In this week’s blog post, I want to expand on a possible contention I found when comparing the Ruckenstein & Dow Schull and Miller readings that I am a bit stuck on. On page 670, Ruckenstein & Dow Schull argue that relations displayed through social media, in the form of big data, are not the same as kinship structures. They also state that the ability to represent relationships between people as a graph or chart does not mean that they convey equivalent information. I understand the point they are making: as data pushes for a person to be a pixelated phenomenon, it could create a different context of a person in terms of their relationships to other people. However, the discipline of anthropology has been thinking about people and relationships for a long time, and views the person not as a discrete, isolated thing, but as an aggregation of their relationships.
I’ll contrast this to the conversation we had yesterday, in which we discussed how anthropology could be the inspiration to see how different networks are mobilized and activated in different ways for social networking sites. Miller argues against the idea that, “Internet-based networks were too dispersed and partial to equate with these older forms of sociality” and states that, “rather, SNS have turned out to be something much closer to older traditions of anthropological study of social relations such as kinship studies” (Miller). Kimberly even provided us with some ethnographic examples of how social media can be utilized as an aggregation of relationships, such as those formed through the Leonardo DiCaprio fan club.
I think both of these authors use context as an argument in two different ways: Miller sees that social networking sites “reflect an aggregate of an individual’s private spheres” which is similar to kinships structures, while Ruckenstein & Dow Schull view social networking sites, and the data that come from them, as segmentations of a person. I’m struggling with how to bridge this difference; how can we think of social media as both an aggregate of relationships but also as pixelations of a person?

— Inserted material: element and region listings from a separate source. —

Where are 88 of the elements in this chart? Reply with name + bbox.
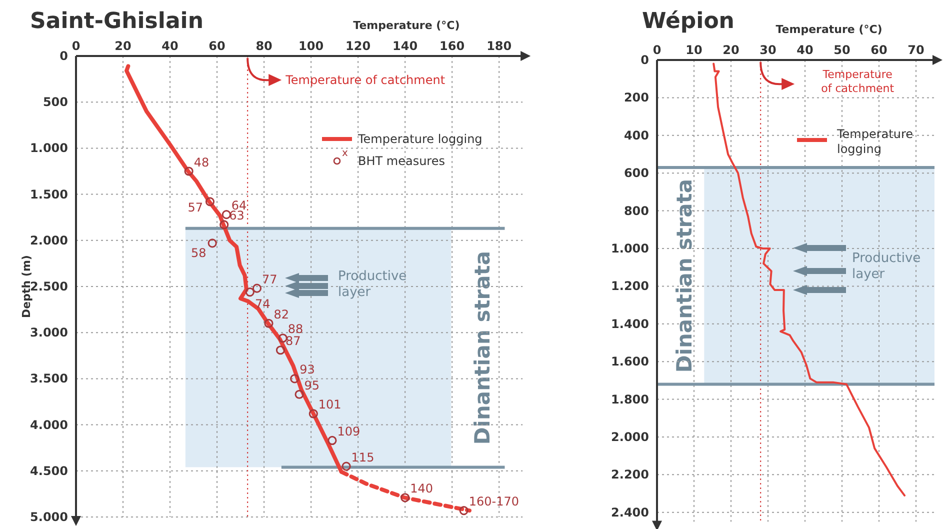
x-tick-label: 80: [256, 39, 272, 53]
y-tick-label: 200: [624, 90, 649, 105]
band-label: Dinantian strata: [672, 178, 697, 373]
point: [222, 210, 231, 220]
point: [245, 287, 254, 297]
y-tick-label: 1.000: [611, 241, 649, 256]
x-tick-label: 100: [298, 39, 324, 53]
point: [290, 374, 300, 384]
y-axis-title: Depth (m): [20, 255, 33, 318]
x-tick-label: 70: [908, 43, 924, 57]
x-tick-label: 160: [440, 39, 465, 53]
point: [294, 390, 304, 399]
point: [264, 318, 274, 328]
annotation: 77: [262, 272, 278, 286]
y-tick-label: 0: [640, 53, 649, 67]
point: [205, 197, 215, 206]
y-tick-label: 1.600: [611, 354, 649, 369]
x-tick-label: 60: [870, 43, 888, 57]
annotation: 74: [254, 297, 270, 312]
annotation: 82: [274, 307, 290, 322]
x-tick-label: 40: [796, 43, 814, 57]
annotation: x: [342, 148, 348, 159]
annotation: 140: [410, 482, 433, 496]
annotation: Productive layer: [852, 251, 921, 282]
ref-line-label: Temperature of catchment: [821, 68, 895, 95]
x-tick-label: 10: [686, 43, 702, 57]
y-tick-label: 1.800: [611, 392, 649, 406]
annotation: Productive layer: [338, 269, 407, 300]
annotation: 93: [300, 362, 315, 377]
x-tick-label: 60: [208, 39, 226, 53]
y-tick-label: 5.000: [30, 510, 68, 524]
annotation: 63: [229, 208, 244, 223]
y-tick-label: 1.500: [30, 187, 68, 202]
point: [220, 220, 229, 230]
y-tick-label: 2.500: [30, 280, 68, 294]
y-tick-label: 2.000: [611, 430, 649, 444]
y-tick-label: 2.200: [611, 468, 649, 482]
y-tick-label: 600: [624, 166, 649, 180]
legend-label: BHT measures: [358, 154, 445, 168]
y-tick-label: 2.000: [30, 233, 68, 248]
chart-title: Saint-Ghislain: [30, 9, 204, 34]
annotation: 115: [351, 450, 374, 464]
y-tick-label: 1.200: [611, 279, 649, 294]
point: [252, 284, 262, 293]
point: [308, 409, 318, 418]
y-tick-label: 4.000: [30, 418, 68, 432]
annotation: 48: [194, 155, 210, 170]
annotation: 95: [304, 378, 320, 392]
annotation: 88: [288, 322, 304, 336]
x-tick-label: 180: [486, 39, 512, 53]
x-axis-title: Temperature (°C): [776, 23, 882, 36]
x-tick-label: 140: [392, 39, 418, 53]
x-tick-label: 30: [760, 43, 776, 57]
y-tick-label: 500: [42, 95, 68, 110]
y-tick-label: 1.000: [30, 141, 68, 156]
ref-line-label: Temperature of catchment: [284, 73, 446, 87]
annotation: 160-170: [468, 494, 519, 509]
x-tick-label: 50: [834, 43, 850, 57]
x-tick-label: 20: [722, 43, 740, 57]
x-tick-label: 20: [114, 39, 132, 53]
x-axis-title: Temperature (°C): [353, 19, 460, 32]
x-tick-label: 0: [652, 43, 662, 57]
point: [328, 436, 337, 446]
point: [184, 166, 194, 176]
point: [276, 346, 286, 355]
x-tick-label: 40: [162, 39, 178, 53]
annotation: 87: [285, 334, 301, 348]
legend-label: Temperature logging: [357, 132, 482, 146]
chart-title: Wépion: [642, 9, 734, 34]
band-label: Dinantian strata: [470, 250, 494, 445]
annotation: 101: [318, 398, 342, 412]
annotation: 57: [188, 200, 203, 215]
y-tick-label: 1.400: [611, 316, 649, 331]
point: [459, 506, 468, 516]
point: [342, 462, 351, 471]
y-tick-label: 3.500: [30, 372, 68, 386]
x-tick-label: 0: [72, 39, 80, 53]
y-tick-label: 400: [624, 128, 649, 142]
annotation: 109: [337, 424, 360, 438]
y-tick-label: 3.000: [30, 326, 68, 340]
point: [208, 238, 217, 248]
y-tick-label: 2.400: [611, 505, 649, 520]
annotation: 58: [191, 246, 206, 260]
point: [400, 493, 410, 502]
y-tick-label: 800: [624, 204, 649, 218]
legend-label: Temperature logging: [836, 127, 914, 156]
x-tick-label: 120: [346, 39, 371, 53]
y-tick-label: 4.500: [30, 464, 68, 478]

Lauren – this is a very rich question. I wonder if you this would be resolved, or take you somewhere productive, if the question did take the person as the starting point, or as the unit. Instead, starting with varying forms of networks or aggregations where differing roles can be activated at various nodes – public, private, both, somewhere in between – might enable the contradiction to be generative and reflective of actual social facts rather than dead ending in a bounded person. Further, even persons at different nodes can enact different relationships in the same network – even in the same household at once (e.g mother, aunt, sister, cousin, etc.). As Miller says people themselves are social network sites. I also this is the kind of logic that Miller and Horst are using in their essay we read a number of weeks ago which enable contradictions to be fundamental and generative.